Consider the measure space $(\mathbb{R} \times \mathbb{R}, \mathcal{B} \otimes \mathcal{B}, \lambda \otimes \lambda)$ where $\lambda$ is the Lebesgue measure on $(\mathbb{R}, \mathcal{B})$. Since $\lambda$ is $\sigma$-finite, $\lambda \otimes \lambda (B_1 \times B_2) = \lambda(B_1) \cdot \lambda(B_2)$ for $B_1, B_2 \in \mathcal{B}$ (right?).

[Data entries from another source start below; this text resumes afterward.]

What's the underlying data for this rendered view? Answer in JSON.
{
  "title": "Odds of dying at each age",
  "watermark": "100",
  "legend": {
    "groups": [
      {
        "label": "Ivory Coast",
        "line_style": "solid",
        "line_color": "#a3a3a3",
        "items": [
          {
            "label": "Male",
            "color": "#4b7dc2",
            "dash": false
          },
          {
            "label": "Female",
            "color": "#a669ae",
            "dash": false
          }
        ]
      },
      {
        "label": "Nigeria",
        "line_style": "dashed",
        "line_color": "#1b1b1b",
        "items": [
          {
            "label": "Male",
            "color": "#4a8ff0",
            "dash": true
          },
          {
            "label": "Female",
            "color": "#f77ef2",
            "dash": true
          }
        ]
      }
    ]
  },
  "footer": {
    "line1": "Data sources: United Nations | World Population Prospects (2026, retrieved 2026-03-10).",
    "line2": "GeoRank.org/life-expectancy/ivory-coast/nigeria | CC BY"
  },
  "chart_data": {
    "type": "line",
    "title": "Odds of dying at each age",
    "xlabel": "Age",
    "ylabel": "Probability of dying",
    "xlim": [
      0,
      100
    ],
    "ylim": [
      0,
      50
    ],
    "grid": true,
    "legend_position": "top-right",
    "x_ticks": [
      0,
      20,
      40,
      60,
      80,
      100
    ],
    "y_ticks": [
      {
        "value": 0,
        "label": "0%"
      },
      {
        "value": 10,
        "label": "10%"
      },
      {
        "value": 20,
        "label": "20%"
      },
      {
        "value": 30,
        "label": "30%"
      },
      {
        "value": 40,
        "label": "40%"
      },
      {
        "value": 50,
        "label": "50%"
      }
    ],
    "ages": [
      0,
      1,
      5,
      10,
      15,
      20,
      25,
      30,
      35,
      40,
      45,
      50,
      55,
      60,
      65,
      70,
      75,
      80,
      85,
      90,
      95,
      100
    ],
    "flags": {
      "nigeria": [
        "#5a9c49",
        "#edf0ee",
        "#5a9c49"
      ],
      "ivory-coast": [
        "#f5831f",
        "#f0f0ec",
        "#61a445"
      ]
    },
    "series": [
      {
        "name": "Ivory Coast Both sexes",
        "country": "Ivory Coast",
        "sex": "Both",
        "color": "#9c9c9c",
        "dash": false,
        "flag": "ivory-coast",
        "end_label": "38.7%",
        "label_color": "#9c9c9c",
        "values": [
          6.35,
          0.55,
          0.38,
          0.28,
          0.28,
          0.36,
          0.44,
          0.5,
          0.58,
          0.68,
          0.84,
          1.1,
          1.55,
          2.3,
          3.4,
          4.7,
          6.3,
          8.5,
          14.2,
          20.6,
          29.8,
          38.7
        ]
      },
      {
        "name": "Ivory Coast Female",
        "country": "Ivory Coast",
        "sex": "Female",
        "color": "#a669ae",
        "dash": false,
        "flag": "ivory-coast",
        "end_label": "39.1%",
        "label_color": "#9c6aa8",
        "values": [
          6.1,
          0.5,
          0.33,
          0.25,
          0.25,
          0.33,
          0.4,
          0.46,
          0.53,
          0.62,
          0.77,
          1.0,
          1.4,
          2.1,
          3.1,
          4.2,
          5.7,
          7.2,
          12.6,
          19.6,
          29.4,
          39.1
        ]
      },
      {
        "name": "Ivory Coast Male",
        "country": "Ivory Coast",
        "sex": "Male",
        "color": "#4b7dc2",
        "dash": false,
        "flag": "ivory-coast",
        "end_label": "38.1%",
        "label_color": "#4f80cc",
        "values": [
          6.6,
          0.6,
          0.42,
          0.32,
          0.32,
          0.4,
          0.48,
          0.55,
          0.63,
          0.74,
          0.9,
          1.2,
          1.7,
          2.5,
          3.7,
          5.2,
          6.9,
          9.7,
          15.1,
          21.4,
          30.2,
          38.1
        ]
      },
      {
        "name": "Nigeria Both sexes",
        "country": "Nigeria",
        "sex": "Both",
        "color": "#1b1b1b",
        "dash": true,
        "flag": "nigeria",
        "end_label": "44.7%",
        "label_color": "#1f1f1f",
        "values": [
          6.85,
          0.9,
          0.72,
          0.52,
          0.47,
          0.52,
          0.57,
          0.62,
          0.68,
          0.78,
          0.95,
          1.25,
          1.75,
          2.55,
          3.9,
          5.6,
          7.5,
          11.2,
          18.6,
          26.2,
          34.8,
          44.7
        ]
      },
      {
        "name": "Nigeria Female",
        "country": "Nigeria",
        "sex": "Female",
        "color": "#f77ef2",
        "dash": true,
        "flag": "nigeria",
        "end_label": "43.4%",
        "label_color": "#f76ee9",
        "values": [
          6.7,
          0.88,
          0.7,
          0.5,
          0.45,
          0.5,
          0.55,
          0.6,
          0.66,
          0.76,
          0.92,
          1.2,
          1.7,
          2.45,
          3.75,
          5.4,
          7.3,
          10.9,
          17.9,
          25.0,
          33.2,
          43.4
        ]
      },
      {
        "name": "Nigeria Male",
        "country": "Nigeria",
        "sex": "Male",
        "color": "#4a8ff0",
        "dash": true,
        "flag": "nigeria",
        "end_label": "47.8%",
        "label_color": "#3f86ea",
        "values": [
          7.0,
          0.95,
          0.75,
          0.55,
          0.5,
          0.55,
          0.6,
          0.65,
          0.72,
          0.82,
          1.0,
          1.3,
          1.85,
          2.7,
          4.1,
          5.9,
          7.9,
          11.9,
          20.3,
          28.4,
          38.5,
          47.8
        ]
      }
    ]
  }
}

Then consider the set $\{(x,y) \in \mathbb{R}^2 : x=y\}$. Firstly, how do we know this set is Lebesgue-measurable, and secondly, how would we define the Lebesgue measure of this set? Apparently it is zero, but why?

Answer 1

Let $A=\{(x,y)\in\mathbb{R}^2:x=y\}$. You could use that $B\otimes B$ are the Borel sets on $\mathbb{R}^2$ so a closed subset of $\mathbb{R}^2$ is measurable. If you don't know that yet you can go from first principles: Divide $A$ into a countable union of $A_n = \{(x,y)\in A: -n\leq x\leq n\}$. Show that $A_n$ is measurable by starting with the square $B=[-n,n]\times[-n,n]$ and consecutively cutting out other squares to approximate the line. That way you can also show that the complement of $A_n$ in $B$ has measure $4n^2$ equal to the measure of $B$ and hence $\lambda\times\lambda(A_n)=0$. Since $A$ is the union of such sets it is also of measure $0$.

Answer 2

(I include $0$ in the set N of natural numbers). Let $a_0 =0$ and let $a_n=\sum_{j=1}^{j=n} (1/j)$ for positive integer $ n$ . Observe that $$a_{n+1}<a_n +(1/n) \text { for } n>0$$ and $$k= \sum_{n \in N} (a_{n+1}-a_n)^2 =\sum _{n=1}^{\infty} (1/n^2)< \infty.$$ Now for $ d>0$ let $S(0,d)$ be the interior of the square centered at $(0,0)$ with opposite corners at $(da_1,da_1)=(d,d)$ and $(-da_1,-da_1)=(-d,-d)$. For $n>0$ let $S(n,d)$ be the interior of the square centered at $(da_n,da_n)$ with opposite corners at $(d( a_n -1/n),d(a_n-1/n))$ and $(d(a_n+1/n),d(a_n+1/n))$. For negative integer $ n $ let $S(n,d)=\{(x,y) :(-x,-y) \in S(-n,d) \}$..................... We have now $$\{(x,x) :x \in R\} \subset \bigcup_{n \in Z} S(n,d) =T(d)$$ and $$\lambda (T(d)) \le \sum_{n \in Z} \lambda (S(n,d) =4d^2(1+2k).$$ Since $k$ is fixed (BTW $k= \pi^2/6$), and $d$ can be arbitrarily small, we have $$\lambda (\{(x,x) :x \in R\})=0.$$